We got these reports during our second quarterly SEVO leadership training seminar, the week of October 19th. While Hannington taught a group of new SEVO members Basic First Aid, I was teaching the SEVO leaders simple accounting and how to break out of the dependency syndrome that is so prevalent in Africa, and to become self-reliant by healthy money-management and following scriptural principles. If they can’t manage their own personal finances, how can they manage their businesses? How can they manage SEVO? Whoever can be trusted with very little can also be trusted with much, and whoever is dishonest with very little will also be dishonest with much. (Luke 16: 10)

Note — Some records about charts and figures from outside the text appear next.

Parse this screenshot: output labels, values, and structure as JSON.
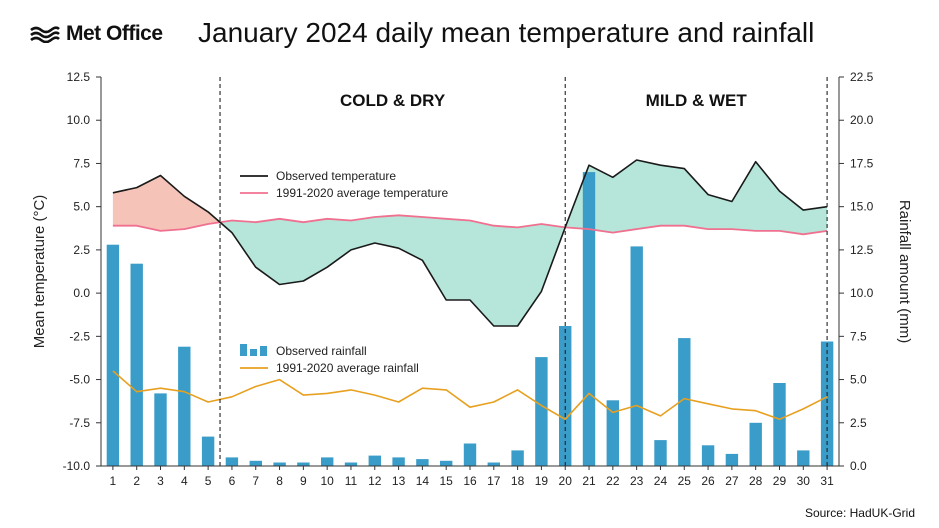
{
  "header": {
    "logo_text": "Met Office",
    "title": "January 2024 daily mean temperature and rainfall"
  },
  "footer": {
    "source": "Source: HadUK-Grid"
  },
  "colors": {
    "observed_temperature": "#1a1a1a",
    "average_temperature": "#f07090",
    "above_average_fill": "#f5c3b8",
    "below_average_fill": "#b6e6da",
    "observed_rainfall": "#3a9cc8",
    "average_rainfall": "#e8a020"
  },
  "chart_data": {
    "type": "bar+line",
    "x": [
      1,
      2,
      3,
      4,
      5,
      6,
      7,
      8,
      9,
      10,
      11,
      12,
      13,
      14,
      15,
      16,
      17,
      18,
      19,
      20,
      21,
      22,
      23,
      24,
      25,
      26,
      27,
      28,
      29,
      30,
      31
    ],
    "x_ticks": [
      "1",
      "2",
      "3",
      "4",
      "5",
      "6",
      "7",
      "8",
      "9",
      "10",
      "11",
      "12",
      "13",
      "14",
      "15",
      "16",
      "17",
      "18",
      "19",
      "20",
      "21",
      "22",
      "23",
      "24",
      "25",
      "26",
      "27",
      "28",
      "29",
      "30",
      "31"
    ],
    "ylabel_left": "Mean temperature (°C)",
    "ylabel_right": "Rainfall amount (mm)",
    "ylim_left": [
      -10.0,
      12.5
    ],
    "ylim_right": [
      0.0,
      22.5
    ],
    "yticks_left": [
      "-10.0",
      "-7.5",
      "-5.0",
      "-2.5",
      "0.0",
      "2.5",
      "5.0",
      "7.5",
      "10.0",
      "12.5"
    ],
    "yticks_right": [
      "0.0",
      "2.5",
      "5.0",
      "7.5",
      "10.0",
      "12.5",
      "15.0",
      "17.5",
      "20.0",
      "22.5"
    ],
    "periods": [
      {
        "label": "COLD & DRY",
        "start_boundary": 5.5,
        "end_boundary": 20
      },
      {
        "label": "MILD & WET",
        "start_boundary": 20,
        "end_boundary": 31
      }
    ],
    "series": [
      {
        "name": "Observed temperature",
        "kind": "line",
        "axis": "left",
        "values": [
          5.8,
          6.1,
          6.8,
          5.6,
          4.7,
          3.5,
          1.5,
          0.5,
          0.7,
          1.5,
          2.5,
          2.9,
          2.6,
          1.9,
          -0.4,
          -0.4,
          -1.9,
          -1.9,
          0.1,
          3.8,
          7.4,
          6.7,
          7.7,
          7.4,
          7.2,
          5.7,
          5.3,
          7.6,
          5.9,
          4.8,
          5.0
        ]
      },
      {
        "name": "1991-2020 average temperature",
        "kind": "line",
        "axis": "left",
        "values": [
          3.9,
          3.9,
          3.6,
          3.7,
          4.0,
          4.2,
          4.1,
          4.3,
          4.1,
          4.3,
          4.2,
          4.4,
          4.5,
          4.4,
          4.3,
          4.2,
          3.9,
          3.8,
          4.0,
          3.8,
          3.7,
          3.5,
          3.7,
          3.9,
          3.9,
          3.7,
          3.7,
          3.6,
          3.6,
          3.4,
          3.6
        ]
      },
      {
        "name": "Observed rainfall",
        "kind": "bar",
        "axis": "right",
        "values": [
          12.8,
          11.7,
          4.2,
          6.9,
          1.7,
          0.5,
          0.3,
          0.2,
          0.2,
          0.5,
          0.2,
          0.6,
          0.5,
          0.4,
          0.3,
          1.3,
          0.2,
          0.9,
          6.3,
          8.1,
          17.0,
          3.8,
          12.7,
          1.5,
          7.4,
          1.2,
          0.7,
          2.5,
          4.8,
          0.9,
          7.2
        ]
      },
      {
        "name": "1991-2020 average rainfall",
        "kind": "line",
        "axis": "right",
        "values": [
          5.5,
          4.3,
          4.5,
          4.3,
          3.7,
          4.0,
          4.6,
          5.0,
          4.1,
          4.2,
          4.4,
          4.1,
          3.7,
          4.5,
          4.4,
          3.4,
          3.7,
          4.4,
          3.5,
          2.7,
          4.2,
          3.1,
          3.5,
          2.9,
          3.9,
          3.6,
          3.3,
          3.2,
          2.7,
          3.3,
          4.0
        ]
      }
    ]
  }
}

These very poor people are already learning how to budget for the seminars, even paying for my hotel, food and local transportation expenses. They pay their own ways to and from the seminar, and buy their own food. They were even able to set aside some funds for our next quarterly seminar! They are seeing the need to support their leaders so they can do their job in leading SEVO and outreaching other communities. We learned that poverty eradication programs encourage dependency, and people think, “I am poor, I’ll always be that way, so I need to wait for help to do anything.” When we think in terms of income generation instead, the person thinks, “I am poor, but what little I have, I can work with.”

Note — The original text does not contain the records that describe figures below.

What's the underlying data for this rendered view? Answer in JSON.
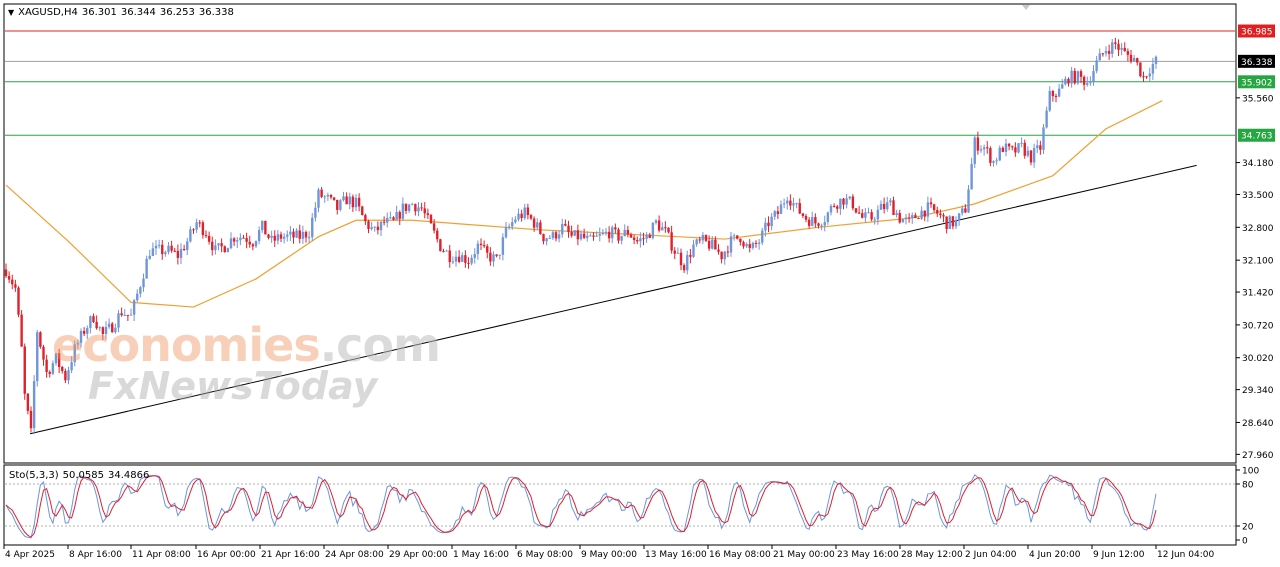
{
  "header": {
    "symbol": "XAGUSD,H4",
    "open": "36.301",
    "high": "36.344",
    "low": "36.253",
    "close": "36.338"
  },
  "watermark": {
    "part1": "economies",
    "part2": ".com",
    "part3": "FxNewsToday"
  },
  "colors": {
    "bull": "#6f95db",
    "bear": "#e0202a",
    "ma": "#f0a030",
    "trendline": "#000000",
    "resistance": "#e02020",
    "support": "#26a640",
    "sto_main": "#6f95db",
    "sto_signal": "#e0202a"
  },
  "chart_data": {
    "type": "candlestick",
    "title": "XAGUSD,H4",
    "y_ticks": [
      "35.560",
      "34.180",
      "33.500",
      "32.800",
      "32.100",
      "31.420",
      "30.720",
      "30.020",
      "29.340",
      "28.640",
      "27.960"
    ],
    "ylim": [
      27.96,
      37.2
    ],
    "x_ticks": [
      "4 Apr 2025",
      "8 Apr 16:00",
      "11 Apr 08:00",
      "16 Apr 00:00",
      "21 Apr 16:00",
      "24 Apr 08:00",
      "29 Apr 00:00",
      "1 May 16:00",
      "6 May 08:00",
      "9 May 00:00",
      "13 May 16:00",
      "16 May 08:00",
      "21 May 00:00",
      "23 May 16:00",
      "28 May 12:00",
      "2 Jun 04:00",
      "4 Jun 20:00",
      "9 Jun 12:00",
      "12 Jun 04:00"
    ],
    "levels": [
      {
        "name": "resistance",
        "value": 36.985,
        "label": "36.985"
      },
      {
        "name": "current-price",
        "value": 36.338,
        "label": "36.338"
      },
      {
        "name": "support-1",
        "value": 35.902,
        "label": "35.902"
      },
      {
        "name": "support-2",
        "value": 34.763,
        "label": "34.763"
      }
    ],
    "trendline": {
      "from": [
        0,
        28.4
      ],
      "to": [
        381,
        34.12
      ]
    },
    "price_path": [
      [
        0,
        31.9
      ],
      [
        3,
        31.5
      ],
      [
        5,
        30.2
      ],
      [
        6,
        29.2
      ],
      [
        8,
        28.4
      ],
      [
        10,
        30.6
      ],
      [
        13,
        29.7
      ],
      [
        16,
        30.0
      ],
      [
        19,
        29.6
      ],
      [
        22,
        30.2
      ],
      [
        25,
        30.6
      ],
      [
        28,
        30.9
      ],
      [
        31,
        30.5
      ],
      [
        34,
        30.7
      ],
      [
        37,
        31.0
      ],
      [
        40,
        30.9
      ],
      [
        43,
        31.6
      ],
      [
        46,
        32.3
      ],
      [
        49,
        32.3
      ],
      [
        52,
        32.3
      ],
      [
        55,
        32.2
      ],
      [
        58,
        32.5
      ],
      [
        61,
        32.9
      ],
      [
        64,
        32.7
      ],
      [
        67,
        32.3
      ],
      [
        70,
        32.4
      ],
      [
        73,
        32.6
      ],
      [
        76,
        32.6
      ],
      [
        79,
        32.5
      ],
      [
        82,
        32.8
      ],
      [
        85,
        32.5
      ],
      [
        88,
        32.6
      ],
      [
        91,
        32.6
      ],
      [
        94,
        32.6
      ],
      [
        97,
        32.7
      ],
      [
        100,
        33.5
      ],
      [
        103,
        33.4
      ],
      [
        106,
        33.2
      ],
      [
        109,
        33.4
      ],
      [
        112,
        33.3
      ],
      [
        115,
        32.9
      ],
      [
        118,
        32.7
      ],
      [
        121,
        32.9
      ],
      [
        124,
        32.9
      ],
      [
        127,
        33.2
      ],
      [
        130,
        33.3
      ],
      [
        133,
        33.2
      ],
      [
        136,
        32.8
      ],
      [
        139,
        32.4
      ],
      [
        142,
        32.2
      ],
      [
        145,
        32.2
      ],
      [
        148,
        32.1
      ],
      [
        151,
        32.4
      ],
      [
        154,
        32.2
      ],
      [
        157,
        32.1
      ],
      [
        160,
        32.7
      ],
      [
        163,
        33.0
      ],
      [
        166,
        33.1
      ],
      [
        169,
        32.9
      ],
      [
        172,
        32.6
      ],
      [
        175,
        32.6
      ],
      [
        178,
        32.8
      ],
      [
        181,
        32.6
      ],
      [
        184,
        32.6
      ],
      [
        187,
        32.5
      ],
      [
        190,
        32.6
      ],
      [
        193,
        32.7
      ],
      [
        196,
        32.6
      ],
      [
        199,
        32.7
      ],
      [
        202,
        32.5
      ],
      [
        205,
        32.6
      ],
      [
        208,
        32.9
      ],
      [
        211,
        32.7
      ],
      [
        214,
        32.3
      ],
      [
        217,
        32.0
      ],
      [
        220,
        32.4
      ],
      [
        223,
        32.5
      ],
      [
        226,
        32.4
      ],
      [
        229,
        32.2
      ],
      [
        232,
        32.5
      ],
      [
        235,
        32.6
      ],
      [
        238,
        32.3
      ],
      [
        241,
        32.5
      ],
      [
        244,
        32.9
      ],
      [
        247,
        33.1
      ],
      [
        250,
        33.5
      ],
      [
        253,
        33.2
      ],
      [
        256,
        33.0
      ],
      [
        259,
        32.9
      ],
      [
        262,
        33.0
      ],
      [
        265,
        33.3
      ],
      [
        268,
        33.4
      ],
      [
        271,
        33.3
      ],
      [
        274,
        33.0
      ],
      [
        277,
        33.0
      ],
      [
        280,
        33.2
      ],
      [
        283,
        33.3
      ],
      [
        286,
        33.0
      ],
      [
        289,
        32.9
      ],
      [
        292,
        33.1
      ],
      [
        295,
        33.2
      ],
      [
        298,
        33.1
      ],
      [
        301,
        32.9
      ],
      [
        304,
        32.9
      ],
      [
        307,
        33.2
      ],
      [
        310,
        34.6
      ],
      [
        313,
        34.5
      ],
      [
        316,
        34.2
      ],
      [
        319,
        34.5
      ],
      [
        322,
        34.4
      ],
      [
        325,
        34.5
      ],
      [
        328,
        34.3
      ],
      [
        331,
        34.5
      ],
      [
        334,
        35.6
      ],
      [
        337,
        35.7
      ],
      [
        340,
        36.0
      ],
      [
        343,
        36.0
      ],
      [
        346,
        35.9
      ],
      [
        349,
        36.3
      ],
      [
        352,
        36.6
      ],
      [
        355,
        36.7
      ],
      [
        358,
        36.5
      ],
      [
        361,
        36.4
      ],
      [
        364,
        36.0
      ],
      [
        366,
        36.2
      ],
      [
        368,
        36.338
      ]
    ],
    "moving_average": {
      "type": "line",
      "points": [
        [
          0,
          33.7
        ],
        [
          20,
          32.5
        ],
        [
          40,
          31.2
        ],
        [
          60,
          31.1
        ],
        [
          80,
          31.7
        ],
        [
          100,
          32.6
        ],
        [
          112,
          32.95
        ],
        [
          130,
          32.95
        ],
        [
          150,
          32.85
        ],
        [
          170,
          32.75
        ],
        [
          200,
          32.65
        ],
        [
          230,
          32.55
        ],
        [
          260,
          32.8
        ],
        [
          290,
          33.0
        ],
        [
          310,
          33.3
        ],
        [
          335,
          33.9
        ],
        [
          352,
          34.9
        ],
        [
          370,
          35.5
        ]
      ]
    },
    "stochastic": {
      "label": "Sto(5,3,3)",
      "main_value": "50.0585",
      "signal_value": "34.4866",
      "y_ticks": [
        "100",
        "80",
        "20",
        "0"
      ],
      "levels": [
        80,
        20
      ]
    }
  }
}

We are learning how so often we isolate certain scriptures, such as “Give to the poor,” or “Give to anyone who asks of you,” and we blindly believe that by doing so, we obtain God’s blessings and so do the ones whom we bestow our money or goods upon. What we forget is that wisdom in our giving is imperative. There is indeed blessing in giving... But... we don’t want our generosity to make helpless beggars out of the recipients! There are many challenges that we often don’t see. It’s something like how this past week we ran into many language barrier challenges with our travels throughout the country. I have my American accent, a visitor with me had an Irish accent. Then as we traveled to areas of the country where languages and accents are different, and we all struggled with each other’s different ways of pronouncing things. We learned that there were about 5 different ways of saying the word “garage,” for instance, all in English! At one humorous point, someone said he had to “Go for short call,” ie, he needed to use the toilet (or loo, in Irish English!), and someone offered him their telephone…

It takes careful and wise interpretation of the scriptures, especially in the cross-cultural context, to glean the true significance of God’s Word. Truly only time and experience can help us to overcome the challenges. As we go and we learn and teach others, we learn also how the joy of the Lord is our strength!